Ron Paul vs. Rand Paul: Father, Son at Odds over Iran Deal ahead of 2016
Former presidential candidate and congressman Ron Paul came out in support of the Iran nuclear deal in a weekly column for the Ron Paul Institute for Peace and Prosperity. Contrastingly, in a Facebook post last Tuesday, his son and current presidential candidate, Rand Paul, said he opposed the deal.
Rand Paul stated three objections to the nuclear deal: "1) sanctions relief precedes evidence of compliance, 2) Iran is left with significant nuclear capacity, 3) it lifts the ban on selling advanced weapons to Iran."
"While I continue to believe that negotiations are preferable to war, I would prefer to keep the interim agreement in place instead of accepting a bad deal," he continued.
Conversely, Ron Paul believes that the agreement has "reduced the chance of a US attack on Iran."What is most important, he writes, is that the "elimination of sanctions, which are an act of war, will open up opportunities for trade with Iran." He goes on to say that "overnment-to-government relations are one thing, but real diplomacy is people-to-people: business ventures, tourism, and student exchanges."
Ron Paul continued:
"It is unfortunate that Iran was forced to give up some of its sovereignty to allow restrictions on a nuclear energy program that was never found to be in violation of the Non-Proliferation Treaty." He concludes, "[I]f the net result is the end of sanctions and at least a temporary reprieve from the constant neocon demands for attack, there is much to cheer in the agreement. Peace and prosperity arise from friendly relations and trade – and especially when governments get out of the way.

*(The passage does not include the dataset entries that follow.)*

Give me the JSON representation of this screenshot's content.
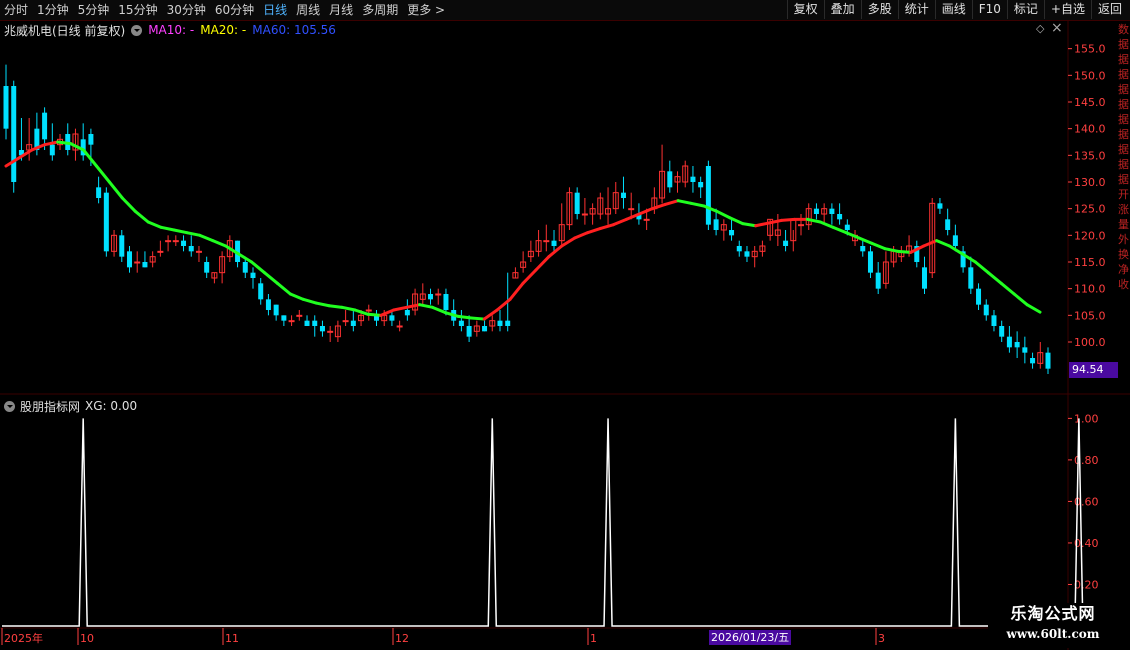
{
  "toolbar": {
    "periods": [
      "分时",
      "1分钟",
      "5分钟",
      "15分钟",
      "30分钟",
      "60分钟",
      "日线",
      "周线",
      "月线",
      "多周期",
      "更多 >"
    ],
    "active_period": "日线",
    "actions": [
      "复权",
      "叠加",
      "多股",
      "统计",
      "画线",
      "F10",
      "标记",
      "+自选",
      "返回"
    ]
  },
  "main_header": {
    "stock": "兆威机电(日线 前复权)",
    "ma10": "MA10: -",
    "ma20": "MA20: -",
    "ma60": "MA60: 105.56"
  },
  "sub_header": {
    "indicator": "股朋指标网",
    "xg": "XG: 0.00"
  },
  "right_strip": [
    "数",
    "据",
    "据",
    "据",
    "据",
    "据",
    "据",
    "据",
    "据",
    "据",
    "据",
    "开",
    "涨",
    "量",
    "外",
    "换",
    "净",
    "收"
  ],
  "last_price": "94.54",
  "date_tag": "2026/01/23/五",
  "watermark": {
    "line1": "乐淘公式网",
    "line2": "www.60lt.com"
  },
  "colors": {
    "up": "#ff3232",
    "down": "#00e0ff",
    "ma10": "#ff40ff",
    "ma20": "#ffff00",
    "ma60": "#3050ff",
    "grid": "#3a0000",
    "axis_text": "#ff4040",
    "signal": "#ffffff"
  },
  "chart_data": [
    {
      "type": "candlestick",
      "price_axis": {
        "ticks": [
          155.0,
          150.0,
          145.0,
          140.0,
          135.0,
          130.0,
          125.0,
          120.0,
          115.0,
          110.0,
          105.0,
          100.0
        ],
        "range": [
          91,
          157
        ]
      },
      "x_labels": [
        "2025年",
        "10",
        "11",
        "12",
        "1",
        "2026/01/23/五",
        "3"
      ],
      "candles": [
        [
          148,
          152,
          140,
          138
        ],
        [
          148,
          149,
          130,
          128
        ],
        [
          136,
          142,
          135,
          134
        ],
        [
          136,
          142,
          137,
          134
        ],
        [
          140,
          143,
          136,
          135
        ],
        [
          143,
          144,
          138,
          136
        ],
        [
          137,
          141,
          135,
          134
        ],
        [
          137,
          139,
          138,
          136
        ],
        [
          139,
          141,
          136,
          135
        ],
        [
          136,
          140,
          139,
          134
        ],
        [
          138,
          141,
          135,
          134
        ],
        [
          139,
          140,
          137,
          133
        ],
        [
          129,
          131,
          127,
          126
        ],
        [
          128,
          129,
          117,
          116
        ],
        [
          117,
          121,
          120,
          116
        ],
        [
          120,
          121,
          116,
          115
        ],
        [
          117,
          118,
          114,
          113
        ],
        [
          115,
          117,
          115,
          113
        ],
        [
          115,
          117,
          114,
          114
        ],
        [
          115,
          117,
          116,
          114
        ],
        [
          117,
          119,
          117,
          116
        ],
        [
          119,
          120,
          119,
          117
        ],
        [
          119,
          120,
          119,
          118
        ],
        [
          119,
          120,
          118,
          117
        ],
        [
          118,
          120,
          117,
          116
        ],
        [
          117,
          118,
          117,
          115
        ],
        [
          115,
          116,
          113,
          112
        ],
        [
          112,
          113,
          113,
          111
        ],
        [
          113,
          117,
          116,
          111
        ],
        [
          116,
          120,
          119,
          115
        ],
        [
          119,
          119,
          115,
          114
        ],
        [
          115,
          116,
          113,
          112
        ],
        [
          113,
          114,
          112,
          110
        ],
        [
          111,
          112,
          108,
          107
        ],
        [
          108,
          109,
          106,
          105
        ],
        [
          107,
          107,
          105,
          104
        ],
        [
          105,
          105,
          104,
          103
        ],
        [
          104,
          105,
          104,
          103
        ],
        [
          105,
          106,
          105,
          104
        ],
        [
          104,
          105,
          103,
          103
        ],
        [
          104,
          105,
          103,
          101
        ],
        [
          103,
          104,
          102,
          101
        ],
        [
          102,
          103,
          102,
          100
        ],
        [
          101,
          104,
          103,
          100
        ],
        [
          104,
          106,
          104,
          103
        ],
        [
          104,
          106,
          103,
          102
        ],
        [
          104,
          106,
          105,
          103
        ],
        [
          106,
          107,
          106,
          104
        ],
        [
          105,
          106,
          104,
          103
        ],
        [
          104,
          106,
          105,
          103
        ],
        [
          105,
          106,
          104,
          103
        ],
        [
          103,
          104,
          103,
          102
        ],
        [
          106,
          108,
          105,
          104
        ],
        [
          106,
          110,
          109,
          105
        ],
        [
          108,
          111,
          109,
          107
        ],
        [
          109,
          110,
          108,
          107
        ],
        [
          109,
          110,
          109,
          107
        ],
        [
          109,
          110,
          106,
          105
        ],
        [
          106,
          108,
          104,
          103
        ],
        [
          104,
          106,
          103,
          102
        ],
        [
          103,
          105,
          101,
          100
        ],
        [
          102,
          104,
          103,
          101
        ],
        [
          103,
          104,
          102,
          102
        ],
        [
          103,
          105,
          104,
          102
        ],
        [
          104,
          106,
          103,
          102
        ],
        [
          104,
          113,
          103,
          102
        ],
        [
          112,
          114,
          113,
          112
        ],
        [
          114,
          117,
          115,
          113
        ],
        [
          116,
          119,
          117,
          115
        ],
        [
          117,
          121,
          119,
          116
        ],
        [
          119,
          122,
          119,
          117
        ],
        [
          119,
          121,
          118,
          117
        ],
        [
          119,
          126,
          122,
          118
        ],
        [
          122,
          129,
          128,
          121
        ],
        [
          128,
          129,
          124,
          123
        ],
        [
          124,
          127,
          124,
          122
        ],
        [
          124,
          126,
          125,
          122
        ],
        [
          124,
          128,
          127,
          123
        ],
        [
          124,
          129,
          125,
          122
        ],
        [
          125,
          130,
          128,
          124
        ],
        [
          128,
          131,
          127,
          125
        ],
        [
          125,
          128,
          125,
          123
        ],
        [
          124,
          126,
          123,
          122
        ],
        [
          123,
          125,
          123,
          121
        ],
        [
          125,
          129,
          127,
          124
        ],
        [
          127,
          137,
          132,
          126
        ],
        [
          132,
          134,
          129,
          128
        ],
        [
          130,
          132,
          131,
          128
        ],
        [
          130,
          134,
          133,
          129
        ],
        [
          131,
          133,
          130,
          128
        ],
        [
          130,
          131,
          129,
          127
        ],
        [
          133,
          134,
          122,
          121
        ],
        [
          123,
          125,
          121,
          120
        ],
        [
          121,
          123,
          122,
          119
        ],
        [
          121,
          123,
          120,
          119
        ],
        [
          118,
          119,
          117,
          116
        ],
        [
          117,
          118,
          116,
          115
        ],
        [
          116,
          118,
          117,
          114
        ],
        [
          117,
          119,
          118,
          116
        ],
        [
          120,
          123,
          123,
          119
        ],
        [
          120,
          124,
          121,
          118
        ],
        [
          119,
          121,
          118,
          117
        ],
        [
          119,
          121,
          123,
          117
        ],
        [
          122,
          124,
          122,
          120
        ],
        [
          122,
          126,
          125,
          121
        ],
        [
          125,
          126,
          124,
          123
        ],
        [
          124,
          126,
          125,
          122
        ],
        [
          125,
          126,
          124,
          122
        ],
        [
          124,
          126,
          123,
          122
        ],
        [
          122,
          123,
          121,
          120
        ],
        [
          119,
          121,
          120,
          118
        ],
        [
          118,
          119,
          117,
          116
        ],
        [
          117,
          118,
          113,
          112
        ],
        [
          113,
          115,
          110,
          109
        ],
        [
          111,
          117,
          115,
          110
        ],
        [
          115,
          118,
          117,
          114
        ],
        [
          116,
          118,
          117,
          115
        ],
        [
          117,
          120,
          118,
          116
        ],
        [
          118,
          119,
          115,
          114
        ],
        [
          114,
          116,
          110,
          109
        ],
        [
          113,
          127,
          126,
          112
        ],
        [
          126,
          127,
          125,
          124
        ],
        [
          123,
          125,
          121,
          120
        ],
        [
          120,
          122,
          118,
          117
        ],
        [
          117,
          118,
          114,
          113
        ],
        [
          114,
          116,
          110,
          109
        ],
        [
          110,
          111,
          107,
          106
        ],
        [
          107,
          108,
          105,
          104
        ],
        [
          105,
          106,
          103,
          102
        ],
        [
          103,
          104,
          101,
          100
        ],
        [
          101,
          103,
          99,
          98
        ],
        [
          100,
          102,
          99,
          97
        ],
        [
          99,
          101,
          98,
          96
        ],
        [
          97,
          98,
          96,
          95
        ],
        [
          96,
          100,
          98,
          95
        ],
        [
          98,
          99,
          95,
          94
        ]
      ],
      "ma_line": [
        133,
        134.5,
        136,
        137,
        137.5,
        137.2,
        136,
        133,
        130,
        127,
        124.5,
        122.5,
        121.5,
        121,
        120.5,
        120,
        119,
        118,
        116.5,
        115,
        113,
        111,
        109,
        108,
        107.3,
        106.8,
        106.5,
        106,
        105.2,
        105,
        106,
        106.5,
        107,
        106.5,
        105.5,
        104.8,
        104.5,
        104.3,
        106,
        108,
        111,
        113.5,
        116,
        118,
        119.5,
        120.5,
        121.3,
        122,
        123,
        124,
        125,
        125.8,
        126.5,
        126,
        125.5,
        124.5,
        123.3,
        122.2,
        121.8,
        122.3,
        122.8,
        123,
        123,
        122.5,
        121.5,
        120.5,
        119.5,
        118.5,
        117.5,
        117,
        116.8,
        118,
        119,
        118,
        116.5,
        115,
        113,
        111,
        109,
        107,
        105.6
      ]
    },
    {
      "type": "line",
      "name": "XG",
      "y_ticks": [
        1.0,
        0.8,
        0.6,
        0.4,
        0.2
      ],
      "range": [
        0,
        1.05
      ],
      "spikes_at_candle": [
        10,
        63,
        78,
        123,
        139
      ]
    }
  ]
}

While Ron Paul likely does not have his son in mind as one of the "neocons" who are willing to attack Iran, the deal will likely become a major issue in the 2016 presidential election and the senior Paul's views are not a popular position within the Republican Party.
Rand Paul is currently seeking the Republican nomination, and only time will tell whether or not the conflicting positions between father and son will come into play, either during a debate or by Paul's primary opponents.